Senternovem


04-09-2008 | Schimmel in boktor verteert levend hout: kans voor biobrandstoffen?

De Universiteit van Pennsylvania heeft ontdekt dat de larve van de Aziatische boktor leeft van het binnenste hout van nog gezonde loofbomen. Een team van entomologen en biochemici hebben ontdekt dat de larve voor het verteringsproces gebruik maakt van een bepaalde schimmel, diep weggestopt in de darmpjes.

Volgens de onderzoekers kan deze ontdekking leiden tot innovatieve, efficiëntere manieren voor de productie van biobrandstoffen. De micro-organismen zijn in staat om cellulose af te breken door al dan niet lignine om te zetten. Onderzoekers staan nog voor een raadsel over hoe het een en ander werkt.

boktor

Lignine is de hardmaker in celwanden en het meest voorkomende organisch materiaal op aarde na cellulose.

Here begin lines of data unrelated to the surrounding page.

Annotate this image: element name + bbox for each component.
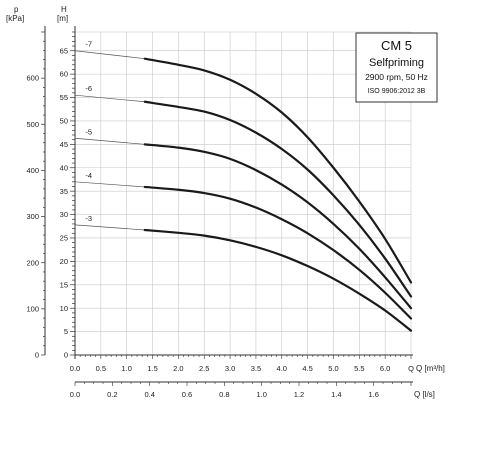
flow-ls-tick-label: 1.4 xyxy=(331,390,341,399)
head-tick-label: 55 xyxy=(60,93,68,102)
curve-stage-label: -4 xyxy=(85,171,92,180)
head-tick-label: 60 xyxy=(60,70,68,79)
flow-m3h-tick-label: 3.5 xyxy=(251,364,261,373)
flow-m3h-tick-label: 4.5 xyxy=(302,364,312,373)
pump-curve-line xyxy=(143,228,413,332)
curve-stage-label: -6 xyxy=(85,84,92,93)
head-tick-label: 25 xyxy=(60,234,68,243)
info-box-subtitle: Selfpriming xyxy=(369,57,424,69)
head-tick-label: 45 xyxy=(60,140,68,149)
pump-curve-line xyxy=(143,185,413,320)
flow-m3h-tick-label: 1.5 xyxy=(147,364,157,373)
head-tick-label: 40 xyxy=(60,163,68,172)
curve-stage-label: -5 xyxy=(85,127,92,136)
head-tick-label: 10 xyxy=(60,304,68,313)
flow-m3h-end-label: Q xyxy=(408,364,414,373)
flow-ls-tick-label: 0.8 xyxy=(219,390,229,399)
curve-stage-label: -7 xyxy=(85,40,92,49)
flow-m3h-tick-label: 0.0 xyxy=(70,364,80,373)
pressure-tick-label: 600 xyxy=(26,74,39,83)
info-box-frame xyxy=(355,32,438,103)
head-tick-label: 50 xyxy=(60,117,68,126)
flow-m3h-tick-label: 3.0 xyxy=(225,364,235,373)
pressure-tick-label: 300 xyxy=(26,212,39,221)
flow-ls-tick-label: 0.0 xyxy=(70,390,80,399)
flow-ls-tick-label: 1.2 xyxy=(294,390,304,399)
curve-extension-line xyxy=(74,181,145,188)
pressure-axis-unit: [kPa] xyxy=(6,14,24,23)
curve-extension-line xyxy=(74,224,145,231)
info-box-speed: 2900 rpm, 50 Hz xyxy=(365,72,428,82)
head-tick-label: 15 xyxy=(60,280,68,289)
pump-curve-line xyxy=(143,100,413,298)
pressure-tick-label: 400 xyxy=(26,166,39,175)
pump-curve-line xyxy=(143,143,413,310)
flow-ls-tick-label: 0.4 xyxy=(144,390,154,399)
head-axis-unit: [m] xyxy=(57,14,68,23)
flow-m3h-tick-label: 5.0 xyxy=(328,364,338,373)
head-axis-symbol: H xyxy=(61,5,67,14)
flow-m3h-tick-label: 1.0 xyxy=(121,364,131,373)
flow-ls-axis-label: Q [l/s] xyxy=(414,390,435,399)
curve-extension-line xyxy=(74,137,145,145)
flow-ls-tick-label: 1.0 xyxy=(256,390,266,399)
flow-m3h-tick-label: 2.0 xyxy=(173,364,183,373)
flow-ls-tick-label: 0.2 xyxy=(107,390,117,399)
pump-curve-line xyxy=(143,57,413,284)
info-box-title: CM 5 xyxy=(381,38,412,53)
curve-extension-line xyxy=(74,50,145,60)
pressure-tick-label: 200 xyxy=(26,258,39,267)
head-tick-label: 65 xyxy=(60,46,68,55)
info-box-standard: ISO 9906:2012 3B xyxy=(368,88,426,95)
head-tick-label: 30 xyxy=(60,210,68,219)
curve-extension-line xyxy=(74,94,145,103)
flow-m3h-tick-label: 4.0 xyxy=(277,364,287,373)
head-tick-label: 5 xyxy=(64,327,68,336)
flow-m3h-axis-label: Q [m³/h] xyxy=(416,364,445,373)
pressure-tick-label: 100 xyxy=(26,304,39,313)
flow-m3h-tick-label: 0.5 xyxy=(96,364,106,373)
pressure-tick-label: 0 xyxy=(35,351,39,360)
info-box: CM 5 Selfpriming 2900 rpm, 50 Hz ISO 990… xyxy=(355,32,438,103)
axes: 0 5 10 15 20 25 30 35 40 45 50 55 60 65 0 100 200 300 400 5… xyxy=(26,26,414,399)
axis-labels: p [kPa] H [m] Q [m³/h] Q [l/s] xyxy=(6,5,445,399)
pressure-axis-symbol: p xyxy=(14,5,19,14)
curve-stage-label: -3 xyxy=(85,214,92,223)
flow-ls-tick-label: 0.6 xyxy=(182,390,192,399)
flow-m3h-tick-label: 6.0 xyxy=(380,364,390,373)
pressure-tick-label: 500 xyxy=(26,120,39,129)
head-tick-label: 35 xyxy=(60,187,68,196)
flow-m3h-tick-label: 5.5 xyxy=(354,364,364,373)
flow-ls-tick-label: 1.6 xyxy=(368,390,378,399)
flow-m3h-tick-label: 2.5 xyxy=(199,364,209,373)
head-tick-label: 0 xyxy=(64,351,68,360)
curves: -7 -6 -5 -4 -3 xyxy=(74,40,413,332)
head-tick-label: 20 xyxy=(60,257,68,266)
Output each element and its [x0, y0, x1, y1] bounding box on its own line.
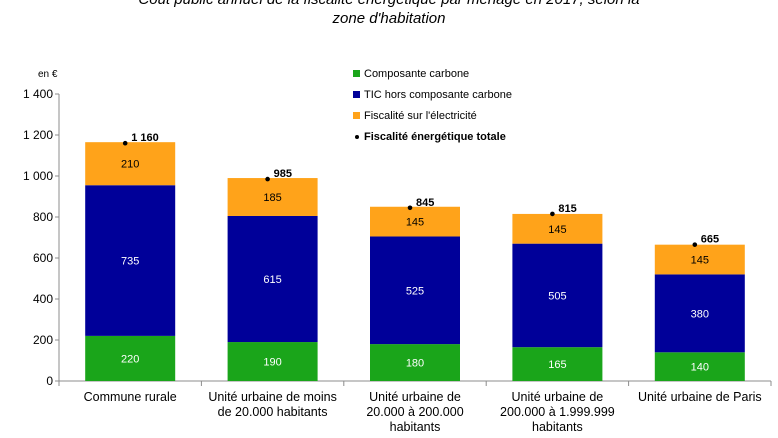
bar-segment: [227, 178, 318, 216]
total-label: 985: [274, 168, 292, 180]
legend-label-total: Fiscalité énergétique totale: [364, 130, 506, 143]
data-label: 505: [548, 290, 566, 302]
bar-segment: [654, 244, 745, 275]
bar-segment: [85, 185, 176, 336]
y-tick-label: 0: [46, 374, 53, 388]
total-label: 1 160: [131, 132, 159, 144]
y-tick-label: 400: [33, 292, 53, 306]
total-marker: [550, 211, 555, 217]
x-category-label: Unité urbaine de moins: [208, 390, 337, 404]
y-tick-label: 1 000: [23, 169, 53, 183]
total-marker: [692, 242, 698, 247]
total-label: 845: [416, 197, 434, 209]
data-label: 180: [406, 358, 424, 370]
total-marker: [265, 176, 270, 182]
bar-segment: [370, 344, 460, 381]
data-label: 145: [406, 217, 424, 229]
chart-title-line-1: Coût public annuel de la fiscalité énerg…: [0, 0, 778, 8]
data-label: 145: [548, 224, 566, 236]
data-label: 190: [263, 357, 281, 369]
legend-item-total: Fiscalité énergétique totale: [353, 126, 512, 147]
x-category-label: Commune rurale: [84, 390, 177, 404]
total-marker: [407, 205, 413, 211]
x-category-label: 200.000 à 1.999.999: [500, 405, 615, 419]
data-label: 735: [121, 256, 139, 268]
bar-segment: [512, 213, 603, 244]
data-label: 220: [121, 353, 139, 365]
legend-item-carbon: Composante carbone: [353, 63, 512, 84]
data-label: 380: [691, 308, 709, 320]
data-label: 165: [548, 359, 566, 371]
y-tick-label: 200: [33, 333, 53, 347]
bar-segment: [512, 347, 603, 381]
bar-segment: [370, 206, 460, 237]
bar-segment: [85, 335, 176, 381]
legend-swatch-electricity: [353, 112, 360, 119]
x-category-label: Unité urbaine de Paris: [638, 390, 762, 404]
legend-marker-total: [355, 134, 359, 139]
y-tick-label: 800: [33, 210, 53, 224]
legend-label-electricity: Fiscalité sur l'électricité: [364, 109, 477, 122]
data-label: 525: [406, 285, 424, 297]
legend-item-electricity: Fiscalité sur l'électricité: [353, 105, 512, 126]
chart-legend: Composante carbone TIC hors composante c…: [353, 63, 512, 147]
bar-segment: [654, 352, 745, 381]
x-category-label: Unité urbaine de: [512, 390, 604, 404]
x-category-label: 20.000 à 200.000: [366, 405, 463, 419]
bar-segment: [227, 215, 318, 343]
legend-swatch-tic: [353, 91, 360, 98]
total-marker: [122, 140, 128, 146]
bar-segment: [370, 236, 460, 345]
bar-segment: [654, 274, 745, 353]
data-label: 185: [263, 192, 281, 204]
total-label: 815: [558, 203, 576, 215]
x-category-label: habitants: [532, 420, 583, 434]
bar-segment: [512, 243, 603, 348]
data-label: 145: [691, 255, 709, 267]
y-tick-label: 600: [33, 251, 53, 265]
x-category-label: habitants: [390, 420, 441, 434]
y-tick-label: 1 200: [23, 128, 53, 142]
bar-segment: [227, 342, 318, 381]
bar-segment: [85, 142, 176, 186]
x-category-label: Unité urbaine de: [369, 390, 461, 404]
data-label: 210: [121, 159, 139, 171]
legend-item-tic: TIC hors composante carbone: [353, 84, 512, 105]
legend-swatch-carbon: [353, 70, 360, 77]
data-label: 615: [263, 274, 281, 286]
x-category-label: de 20.000 habitants: [218, 405, 328, 419]
legend-label-tic: TIC hors composante carbone: [364, 88, 512, 101]
total-label: 665: [701, 234, 719, 246]
legend-label-carbon: Composante carbone: [364, 67, 470, 80]
data-label: 140: [691, 362, 709, 374]
y-axis-unit-label: en €: [38, 69, 58, 80]
chart-title-line-2: zone d'habitation: [332, 10, 446, 27]
y-tick-label: 1 400: [23, 87, 53, 101]
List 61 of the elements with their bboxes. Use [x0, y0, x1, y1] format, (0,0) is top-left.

De sterkte van hout is het resultaat van de interactie tussen cellulose en lignine eromheen. Ongeveer 25 tot 33 procent van de massa van gedroogd hout bestaat uit lignine. De chemische stof is onder andere een restproduct bij de productie van papier. Lignine vindt toepassingen als bindmiddel, als lijm, als grondstof voor chemicaliën of als brandstof (waaronder ethanol).

Het vermoeden bestaat dat het kevertje voor de omzetting enzymen gebruikt. De larve heeft voorkeur voor nog levend en niet aangetast hout en dat is heel bijzonder. Als het mogelijk blijkt te zijn de geïsoleerde enzymen op grote schaal in te zetten om de verbindingen tussen cellulose en lignine weg te werken, dan betekent dat volgens de onderzoekers een doorbraak.
Deze scheiding is op dit moment nog de duurste en milieu-onvriendelijkste processtap om van levend hout naar ethanol te komen.